Kemudian, Hasto mengkaji perihal adanya upaya tidak ada melakukan pemecatan terhadap pihak yang ambisi pada berkuasa dengan melanjutkan masa jabatan menjadi tiga periode. Menurutnya, Megawati Soekarnoputri selaku Ketua Umum PDIP dengan tegas menolak adanya tindakan inkonstitusional tersebut.
“Ketika muncul berbagai intimidasi, agar tidaklah diadakan pemecatan terhadap sosok yang mana miliki ambisi kekuasaan sehingga konstitusi pun kelihatannya mau dilanggar dengan perpanjangan masa jabatan 3 periode, ataupun perpanjangan masa jabatan itu, maka demi konstitusi, Ibu Mega kokoh berdiri menjaga demokrasi,” ujarnya.

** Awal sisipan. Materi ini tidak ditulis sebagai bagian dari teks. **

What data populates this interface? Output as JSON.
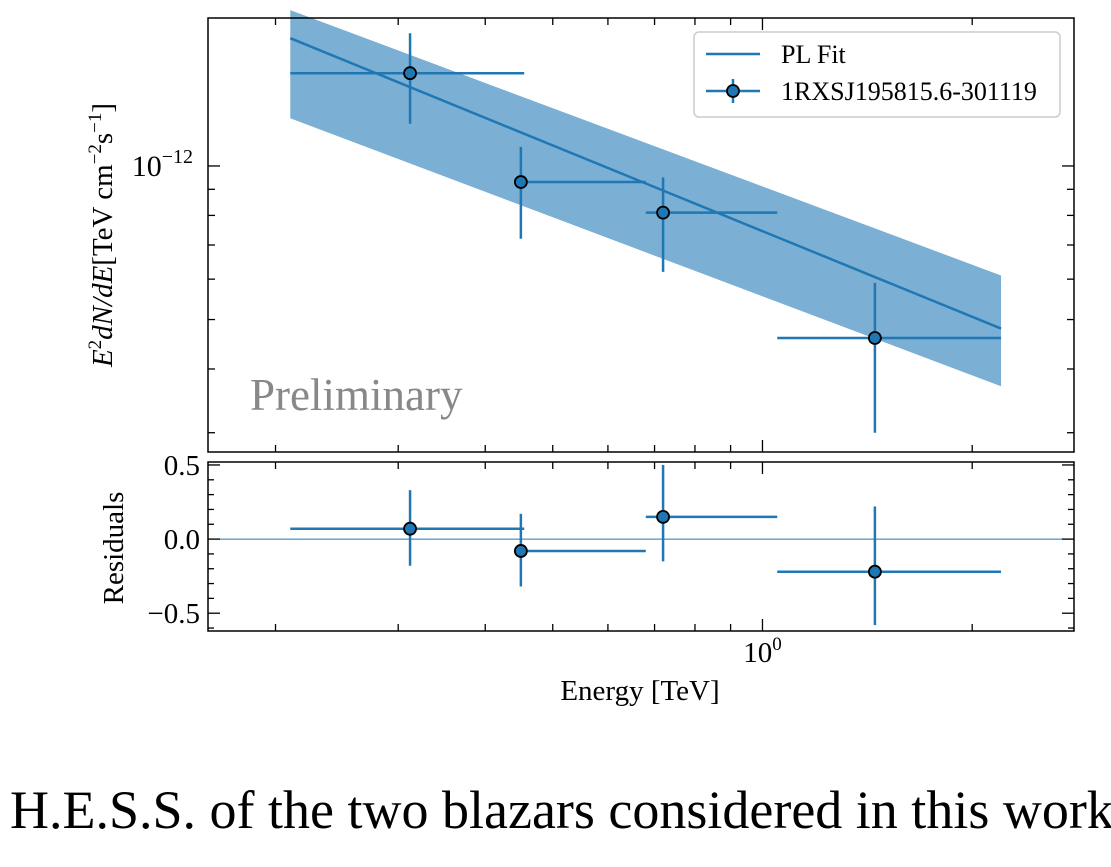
{
  "chart_data": [
    {
      "type": "scatter",
      "panel": "spectrum",
      "xscale": "log",
      "yscale": "log",
      "xlim": [
        0.16,
        2.8
      ],
      "ylim": [
        2.75e-13,
        1.95e-12
      ],
      "ylabel_parts": {
        "main": "E",
        "sup": "2",
        "rest": "dN/dE",
        "unit": "[TeV cm",
        "unit_sup1": "−2",
        "unit_mid": "s",
        "unit_sup2": "−1",
        "unit_end": "]"
      },
      "yticks": [
        {
          "value": 1e-12,
          "base": "10",
          "exp": "−12"
        }
      ],
      "annotation": "Preliminary",
      "legend": {
        "location": "upper right",
        "fit_label": "PL Fit",
        "data_label": "1RXSJ195815.6-301119"
      },
      "color": "#1f77b4",
      "band_color": "#7bafd4",
      "points": [
        {
          "x": 0.312,
          "y": 1.52e-12,
          "xlo": 0.21,
          "xhi": 0.455,
          "ylo": 1.21e-12,
          "yhi": 1.82e-12
        },
        {
          "x": 0.45,
          "y": 9.3e-13,
          "xlo": 0.455,
          "xhi": 0.68,
          "ylo": 7.2e-13,
          "yhi": 1.09e-12
        },
        {
          "x": 0.72,
          "y": 8.1e-13,
          "xlo": 0.68,
          "xhi": 1.05,
          "ylo": 6.2e-13,
          "yhi": 9.5e-13
        },
        {
          "x": 1.45,
          "y": 4.6e-13,
          "xlo": 1.05,
          "xhi": 2.2,
          "ylo": 3e-13,
          "yhi": 5.9e-13
        }
      ],
      "fit": {
        "x": [
          0.21,
          2.2
        ],
        "y": [
          1.78e-12,
          4.8e-13
        ],
        "band_lo": [
          1.24e-12,
          3.7e-13
        ],
        "band_hi": [
          2.02e-12,
          6.1e-13
        ]
      }
    },
    {
      "type": "scatter",
      "panel": "residuals",
      "xscale": "log",
      "xlim": [
        0.16,
        2.8
      ],
      "ylim": [
        -0.62,
        0.52
      ],
      "ylabel": "Residuals",
      "xlabel": "Energy [TeV]",
      "yticks": [
        {
          "value": 0.5,
          "label": "0.5"
        },
        {
          "value": 0.0,
          "label": "0.0"
        },
        {
          "value": -0.5,
          "label": "−0.5"
        }
      ],
      "xticks": [
        {
          "value": 1.0,
          "base": "10",
          "exp": "0"
        }
      ],
      "color": "#1f77b4",
      "points": [
        {
          "x": 0.312,
          "y": 0.07,
          "xlo": 0.21,
          "xhi": 0.455,
          "ylo": -0.18,
          "yhi": 0.33
        },
        {
          "x": 0.45,
          "y": -0.08,
          "xlo": 0.455,
          "xhi": 0.68,
          "ylo": -0.32,
          "yhi": 0.17
        },
        {
          "x": 0.72,
          "y": 0.15,
          "xlo": 0.68,
          "xhi": 1.05,
          "ylo": -0.15,
          "yhi": 0.5
        },
        {
          "x": 1.45,
          "y": -0.22,
          "xlo": 1.05,
          "xhi": 2.2,
          "ylo": -0.58,
          "yhi": 0.22
        }
      ]
    }
  ],
  "caption": "H.E.S.S. of the two blazars considered in this work."
}
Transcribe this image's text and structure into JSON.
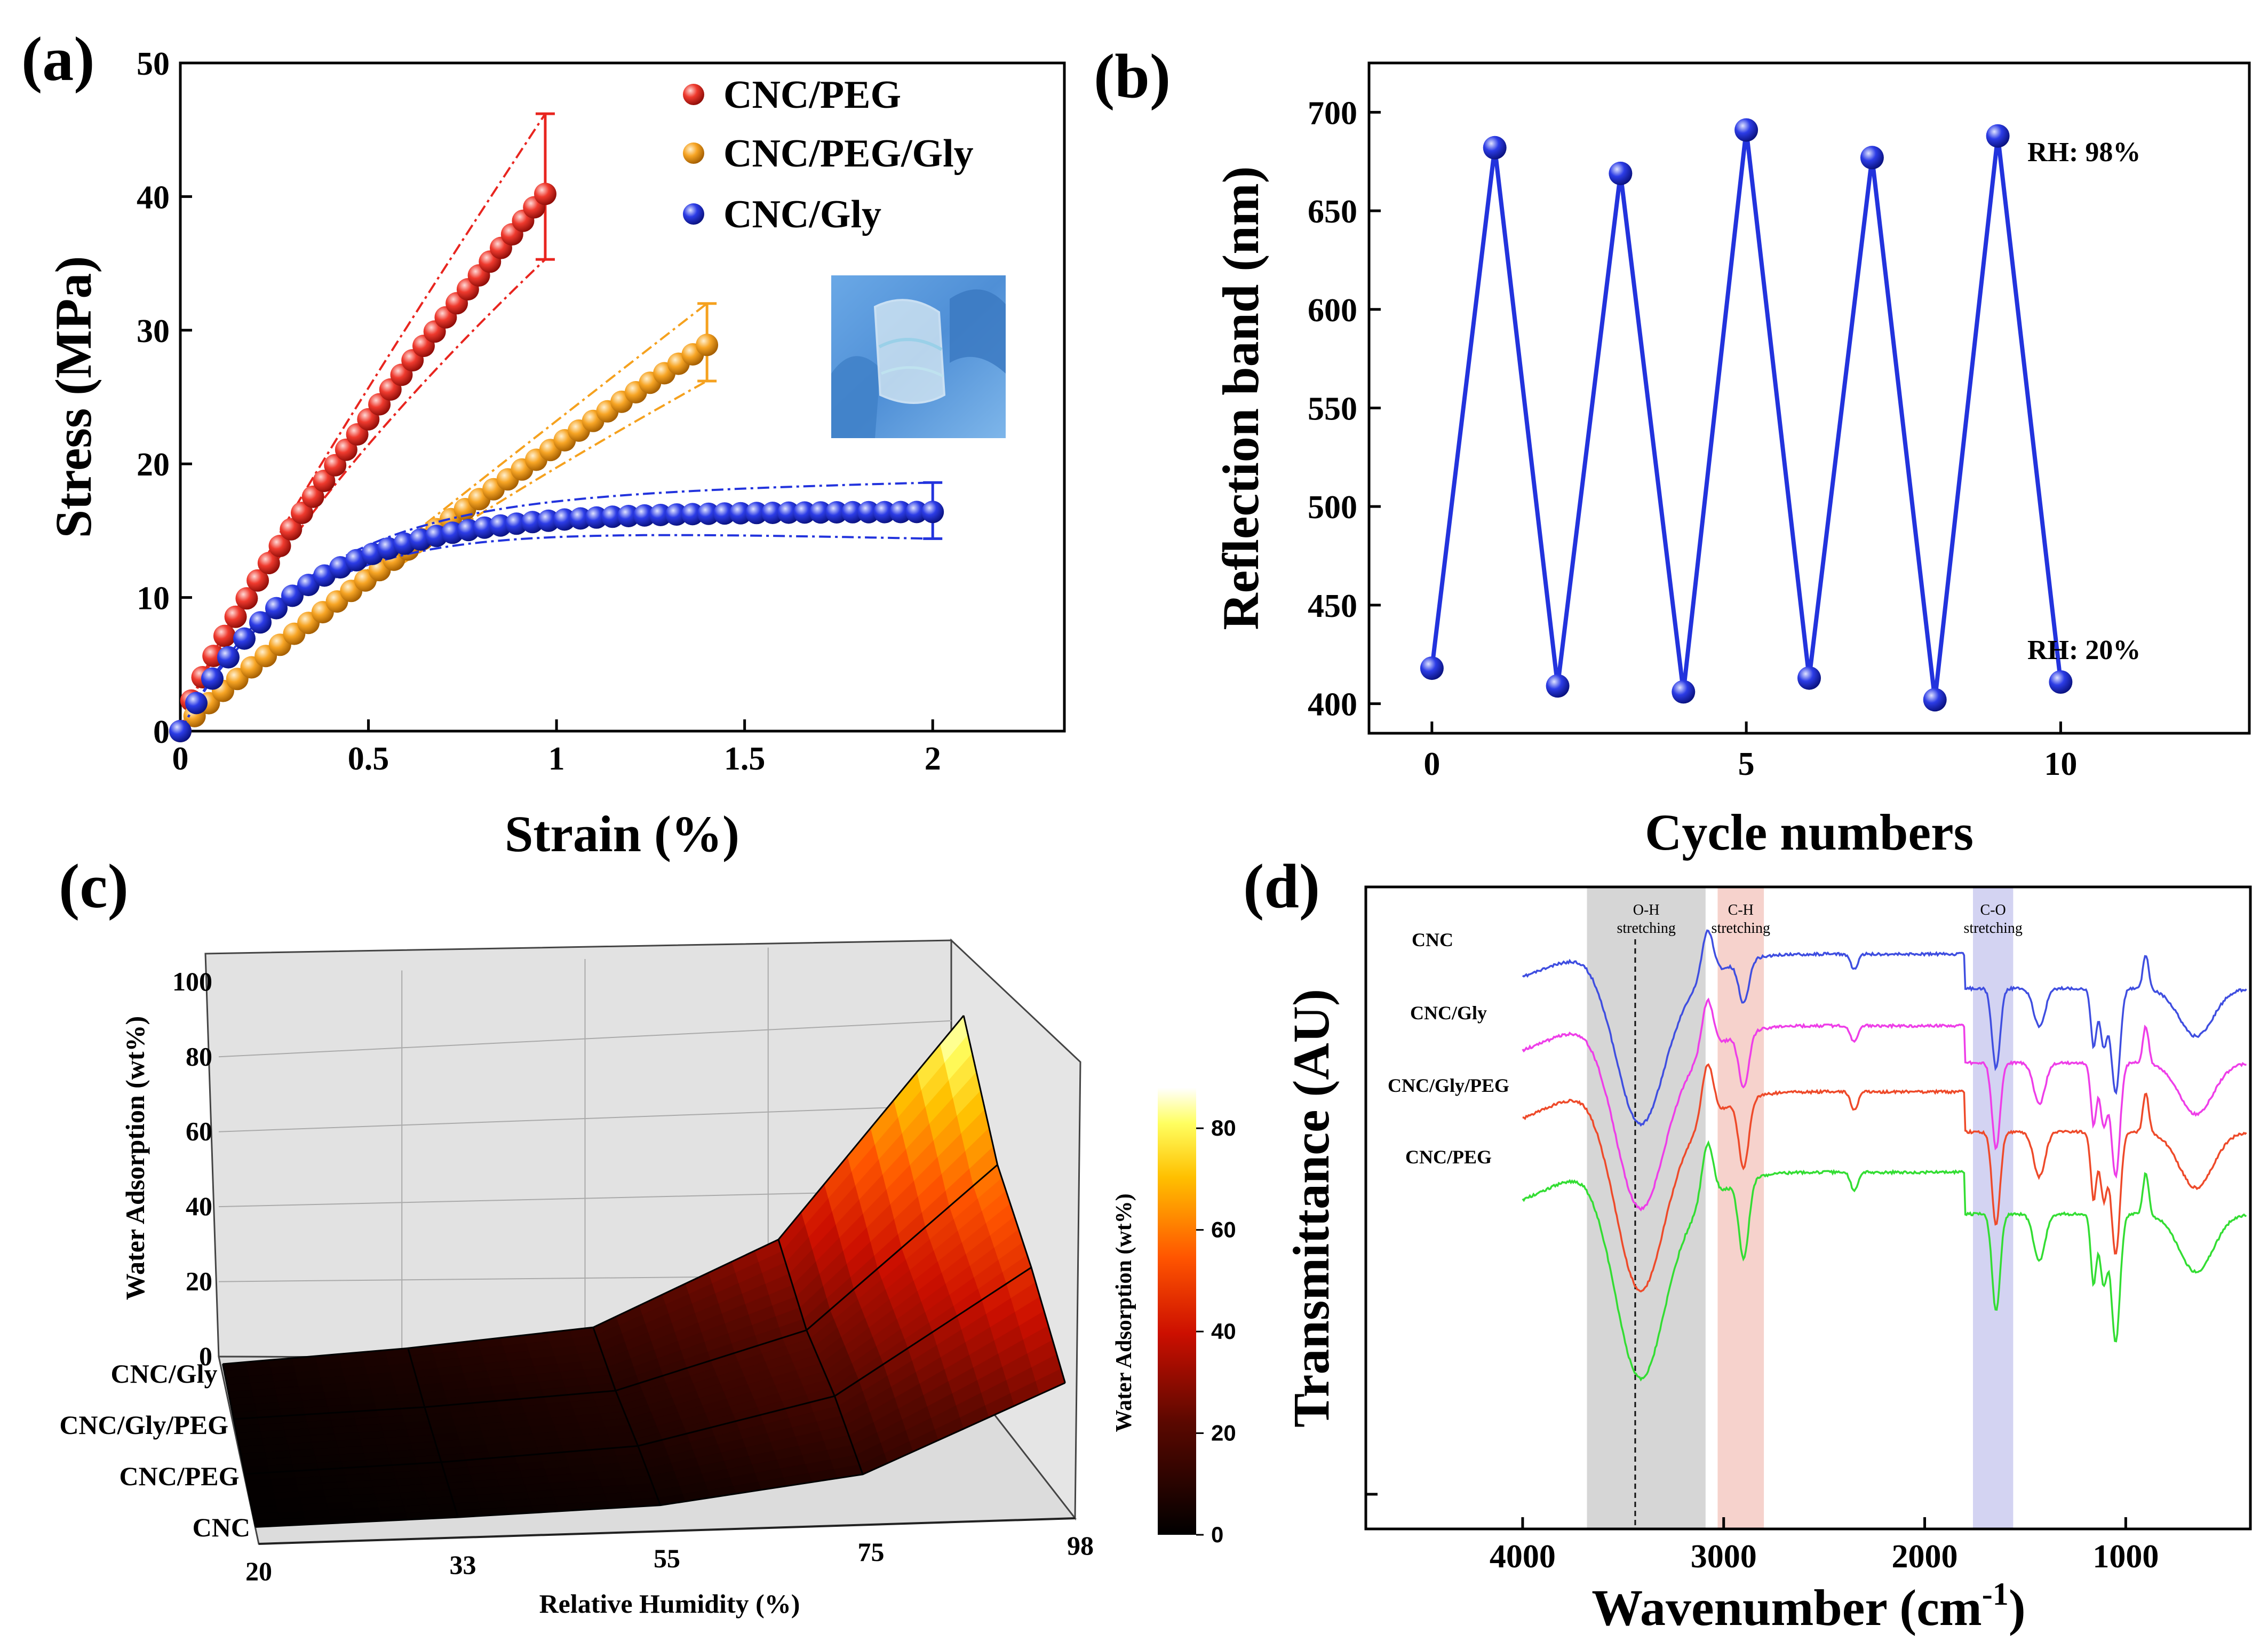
{
  "figure": {
    "panel_labels": [
      "(a)",
      "(b)",
      "(c)",
      "(d)"
    ]
  },
  "colors": {
    "red": "#e8251f",
    "orange": "#f5a11e",
    "blue": "#2233dd",
    "ftir_blue": "#3f4ee0",
    "ftir_magenta": "#ee3ee8",
    "ftir_red": "#ee4a2a",
    "ftir_green": "#33dd33"
  },
  "chart_data": [
    {
      "panel": "(a)",
      "type": "scatter",
      "xlabel": "Strain (%)",
      "ylabel": "Stress (MPa)",
      "xlim": [
        0,
        2.35
      ],
      "ylim": [
        0,
        50
      ],
      "xticks": [
        0,
        0.5,
        1,
        1.5,
        2
      ],
      "xtick_labels": [
        "0",
        "0.5",
        "1",
        "1.5",
        "2"
      ],
      "yticks": [
        0,
        10,
        20,
        30,
        40,
        50
      ],
      "legend_position": "top-right",
      "inset": "photo of a bent transparent film held in blue-gloved fingers",
      "series": [
        {
          "name": "CNC/PEG",
          "color": "red",
          "max_strain": 0.97,
          "max_stress": 40.2,
          "curvature": 0.82,
          "error_bar": [
            35.3,
            46.2
          ],
          "n": 34
        },
        {
          "name": "CNC/PEG/Gly",
          "color": "orange",
          "max_strain": 1.4,
          "max_stress": 28.9,
          "curvature": 0.9,
          "error_bar": [
            26.2,
            32.0
          ],
          "n": 38
        },
        {
          "name": "CNC/Gly",
          "color": "blue",
          "max_strain": 2.0,
          "max_stress": 16.4,
          "plateau": 16.5,
          "error_bar": [
            14.4,
            18.6
          ],
          "n": 48
        }
      ]
    },
    {
      "panel": "(b)",
      "type": "line",
      "xlabel": "Cycle numbers",
      "ylabel": "Reflection band (nm)",
      "xlim": [
        -1,
        13
      ],
      "ylim": [
        385,
        725
      ],
      "xticks": [
        0,
        5,
        10
      ],
      "yticks": [
        400,
        450,
        500,
        550,
        600,
        650,
        700
      ],
      "x": [
        0,
        1,
        2,
        3,
        4,
        5,
        6,
        7,
        8,
        9,
        10
      ],
      "y": [
        418,
        682,
        409,
        669,
        406,
        691,
        413,
        677,
        402,
        688,
        411
      ],
      "annotations": [
        "RH: 98%",
        "RH: 20%"
      ]
    },
    {
      "panel": "(c)",
      "type": "surface",
      "xlabel": "Relative Humidity (%)",
      "ylabel": "Water Adsorption (wt%)",
      "x_categories": [
        "20",
        "33",
        "55",
        "75",
        "98"
      ],
      "y_categories": [
        "CNC",
        "CNC/PEG",
        "CNC/Gly/PEG",
        "CNC/Gly"
      ],
      "z_ticks": [
        "0",
        "20",
        "40",
        "60",
        "80",
        "100"
      ],
      "z": {
        "CNC": [
          0.5,
          1.5,
          3,
          9,
          29
        ],
        "CNC/PEG": [
          1,
          3,
          6,
          17,
          46
        ],
        "CNC/Gly/PEG": [
          2,
          4.5,
          8,
          22,
          60
        ],
        "CNC/Gly": [
          3,
          7,
          12,
          33,
          85
        ]
      },
      "colorbar": {
        "label": "Water Adsorption (wt%)",
        "ticks": [
          "0",
          "20",
          "40",
          "60",
          "80"
        ]
      }
    },
    {
      "panel": "(d)",
      "type": "line",
      "xlabel": "Wavenumber (cm⁻¹)",
      "ylabel": "Transmittance (AU)",
      "xlim": [
        4780,
        380
      ],
      "xticks": [
        4000,
        3000,
        2000,
        1000
      ],
      "series": [
        "CNC",
        "CNC/Gly",
        "CNC/Gly/PEG",
        "CNC/PEG"
      ],
      "bands": [
        {
          "label": "O-H stretching",
          "from": 3680,
          "to": 3090,
          "color": "#d6d6d6"
        },
        {
          "label": "C-H stretching",
          "from": 3030,
          "to": 2800,
          "color": "#f6d2cc"
        },
        {
          "label": "C-O stretching",
          "from": 1760,
          "to": 1560,
          "color": "#d3d3f2"
        }
      ],
      "dashed_line_at": 3440
    }
  ],
  "text": {
    "a_xlabel": "Strain (%)",
    "a_ylabel": "Stress (MPa)",
    "b_xlabel": "Cycle numbers",
    "b_ylabel": "Reflection band (nm)",
    "b_rh_high": "RH: 98%",
    "b_rh_low": "RH: 20%",
    "c_xlabel": "Relative Humidity (%)",
    "c_zlabel": "Water Adsorption (wt%)",
    "c_cblabel": "Water Adsorption (wt%)",
    "d_xlabel_main": "Wavenumber (cm",
    "d_xlabel_sup": "-1",
    "d_xlabel_end": ")",
    "d_ylabel": "Transmittance (AU)",
    "band_oh_1": "O-H",
    "band_oh_2": "stretching",
    "band_ch_1": "C-H",
    "band_ch_2": "stretching",
    "band_co_1": "C-O",
    "band_co_2": "stretching"
  }
}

Hasto melanjutkan, PDIP teguh pada pendiriannya untuk patuh terhadap konstitusi. Mereka pun siap menghadapi siapa pun yang tersebut mempunyai kehendak melanggar konstitusi.
“Dan ketika aparat penegak hukum digunakan dengan segala cara untuk melakukan intimidasi, sumber-sumber daya negara digunakan demi kepentingan urusan politik praktis, maka pilihan untuk menghadapi tembok tebal kekuasaan itu wajib dijalankan oleh kader-kader PDI-Perjuangan,” ucapnya.